The effect is determined by the slot's level, as always in D&D 5e.
The Healing Light feature gives you a bonus action which basically replaces the Healing Word spell — which you don't get.
You're going to be leaning heavily on that, because your selection of healing spells is limited — the warlock doesn't have any on its normal list (except some necromancy stuff, which only heals you), so all you have are those from the Celestial Expanded Spells feature: Cure Wounds, Revivify, and Lesser and Greater Restoration.
At 6th level, it is probably going to be fine. You're missing the "big guns" like Mass Cure Wounds and Heal, but those aren't available to anyone at this level. And fortunately, you've got bards for the Song of Rest, so your party has short-rest healing benefits available.
I don't think you need to do anything particularly special to "build" this — just avoid focusing on other things that will consume your bonus action for Healing Light. You could look at the Healer feat, but in most cases going for straight Charisma boost is going to do more — it increases the number of dice you can spend at once on Healing Light, and significantly improves all of your non-healing stuff, while the feat just gives you a weak alternative to the Cure Wounds spell you already have.
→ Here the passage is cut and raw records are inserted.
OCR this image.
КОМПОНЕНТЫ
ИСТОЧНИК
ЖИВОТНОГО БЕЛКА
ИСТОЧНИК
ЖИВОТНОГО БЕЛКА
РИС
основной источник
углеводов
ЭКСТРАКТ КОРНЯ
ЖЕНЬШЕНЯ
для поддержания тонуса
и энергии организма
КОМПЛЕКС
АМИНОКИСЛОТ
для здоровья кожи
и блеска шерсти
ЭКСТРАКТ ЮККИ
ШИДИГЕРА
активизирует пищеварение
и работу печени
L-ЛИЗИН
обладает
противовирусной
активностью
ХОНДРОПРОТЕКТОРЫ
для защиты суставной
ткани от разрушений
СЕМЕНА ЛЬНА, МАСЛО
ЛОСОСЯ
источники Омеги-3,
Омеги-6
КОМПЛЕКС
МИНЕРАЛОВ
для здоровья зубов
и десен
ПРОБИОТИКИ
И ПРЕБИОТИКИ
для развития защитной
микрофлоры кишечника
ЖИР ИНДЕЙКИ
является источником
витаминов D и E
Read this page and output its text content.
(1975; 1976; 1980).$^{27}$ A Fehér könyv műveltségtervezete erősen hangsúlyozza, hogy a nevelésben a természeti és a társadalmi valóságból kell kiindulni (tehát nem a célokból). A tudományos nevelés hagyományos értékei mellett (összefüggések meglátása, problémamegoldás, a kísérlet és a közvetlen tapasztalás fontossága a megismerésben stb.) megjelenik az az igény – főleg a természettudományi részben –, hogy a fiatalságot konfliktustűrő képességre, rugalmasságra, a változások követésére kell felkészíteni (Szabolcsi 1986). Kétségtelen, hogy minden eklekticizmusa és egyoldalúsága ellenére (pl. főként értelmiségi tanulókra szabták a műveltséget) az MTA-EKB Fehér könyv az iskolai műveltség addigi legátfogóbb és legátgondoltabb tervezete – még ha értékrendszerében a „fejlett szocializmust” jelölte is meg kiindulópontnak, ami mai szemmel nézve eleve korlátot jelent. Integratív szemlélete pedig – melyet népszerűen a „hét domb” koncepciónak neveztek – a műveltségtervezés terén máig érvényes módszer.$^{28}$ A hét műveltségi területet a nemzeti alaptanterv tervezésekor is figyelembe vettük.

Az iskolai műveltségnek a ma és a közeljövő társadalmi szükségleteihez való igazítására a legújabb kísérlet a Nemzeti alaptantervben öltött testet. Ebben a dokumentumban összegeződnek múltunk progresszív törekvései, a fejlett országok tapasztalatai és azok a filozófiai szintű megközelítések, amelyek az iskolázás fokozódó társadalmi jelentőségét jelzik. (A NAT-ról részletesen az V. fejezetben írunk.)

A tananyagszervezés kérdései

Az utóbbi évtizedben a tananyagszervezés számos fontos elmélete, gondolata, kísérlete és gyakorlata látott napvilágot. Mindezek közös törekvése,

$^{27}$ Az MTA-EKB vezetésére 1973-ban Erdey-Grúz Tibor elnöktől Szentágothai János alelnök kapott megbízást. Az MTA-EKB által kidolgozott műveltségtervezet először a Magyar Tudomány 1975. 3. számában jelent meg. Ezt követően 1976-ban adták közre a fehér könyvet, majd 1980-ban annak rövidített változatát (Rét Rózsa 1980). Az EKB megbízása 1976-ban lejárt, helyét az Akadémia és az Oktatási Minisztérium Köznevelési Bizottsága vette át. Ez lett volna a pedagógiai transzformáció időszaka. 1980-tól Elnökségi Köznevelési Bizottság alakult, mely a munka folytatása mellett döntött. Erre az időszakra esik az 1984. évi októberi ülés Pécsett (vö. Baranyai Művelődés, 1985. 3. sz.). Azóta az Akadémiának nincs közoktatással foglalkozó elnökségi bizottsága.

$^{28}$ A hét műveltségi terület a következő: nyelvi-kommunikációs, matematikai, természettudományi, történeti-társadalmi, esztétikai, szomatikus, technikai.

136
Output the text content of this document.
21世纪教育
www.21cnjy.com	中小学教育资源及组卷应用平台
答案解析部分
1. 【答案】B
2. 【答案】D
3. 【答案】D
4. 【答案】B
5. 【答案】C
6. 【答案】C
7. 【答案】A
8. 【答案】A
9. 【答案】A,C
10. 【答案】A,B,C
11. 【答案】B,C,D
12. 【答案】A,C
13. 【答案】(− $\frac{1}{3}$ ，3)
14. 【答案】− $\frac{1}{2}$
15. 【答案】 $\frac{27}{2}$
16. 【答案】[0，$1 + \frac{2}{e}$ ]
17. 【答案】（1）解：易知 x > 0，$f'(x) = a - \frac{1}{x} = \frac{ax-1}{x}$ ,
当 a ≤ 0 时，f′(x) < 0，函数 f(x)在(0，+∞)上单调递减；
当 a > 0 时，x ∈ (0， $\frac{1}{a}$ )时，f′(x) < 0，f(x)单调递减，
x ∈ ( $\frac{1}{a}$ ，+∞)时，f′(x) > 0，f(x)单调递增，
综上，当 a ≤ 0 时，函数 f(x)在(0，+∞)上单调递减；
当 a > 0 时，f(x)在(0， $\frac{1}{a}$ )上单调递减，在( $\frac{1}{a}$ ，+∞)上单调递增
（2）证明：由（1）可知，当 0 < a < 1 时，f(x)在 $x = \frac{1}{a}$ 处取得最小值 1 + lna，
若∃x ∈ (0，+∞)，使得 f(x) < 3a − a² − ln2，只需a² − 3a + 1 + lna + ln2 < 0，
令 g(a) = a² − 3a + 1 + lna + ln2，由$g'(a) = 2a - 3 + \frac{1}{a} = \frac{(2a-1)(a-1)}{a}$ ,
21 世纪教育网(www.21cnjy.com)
The Acolyte background would give you story-based access to temple services, which might be handy depending on the game and setting — but it sounds like you already have a background in mind.
For a Charisma-based divine caster, you may look instead at the Divine Soul sorcerer — you could generally flavor this to fit many similar story ideas, and you'd have access to the full cleric spell list (and twinned Healing Word is awesome).
Best Answer
If only one class knows/can prepare the spell, it is only associated with that class
The section in the PHB about spellcasting while multiclassing will help with much of your confusion.
When you multiclass as a spellcaster, the rules change slightly with regards to how your spells are prepared/known and cast.
Let us assume that you only know cure wounds from your class in warlock and that you never learned it from bard. In this case, when you cast cure wounds it is always considered to be cast as a warlock spell. What this means is that it will use your warlock's spellcasting modifier and spell save DC and any other qualities that affect the spell you are casting. Also it would qualify for any features that relied on something being a warlock spell but not be able to take advantage of anything requiring it be a bard spell.
However, you share slots and Pact Magic slots between the classes
One place where the spells do overlap is in what slots you can use to cast them.
Thus you can cast cure wounds (still as a warlock) but using any slots that you have available. For example, as a Warlock 1/ Bard 3 you would have 5 first level slots and 2 second level slots available to cast any spell that you know. Which means you could cast that cure wounds using a second level slot if you wanted.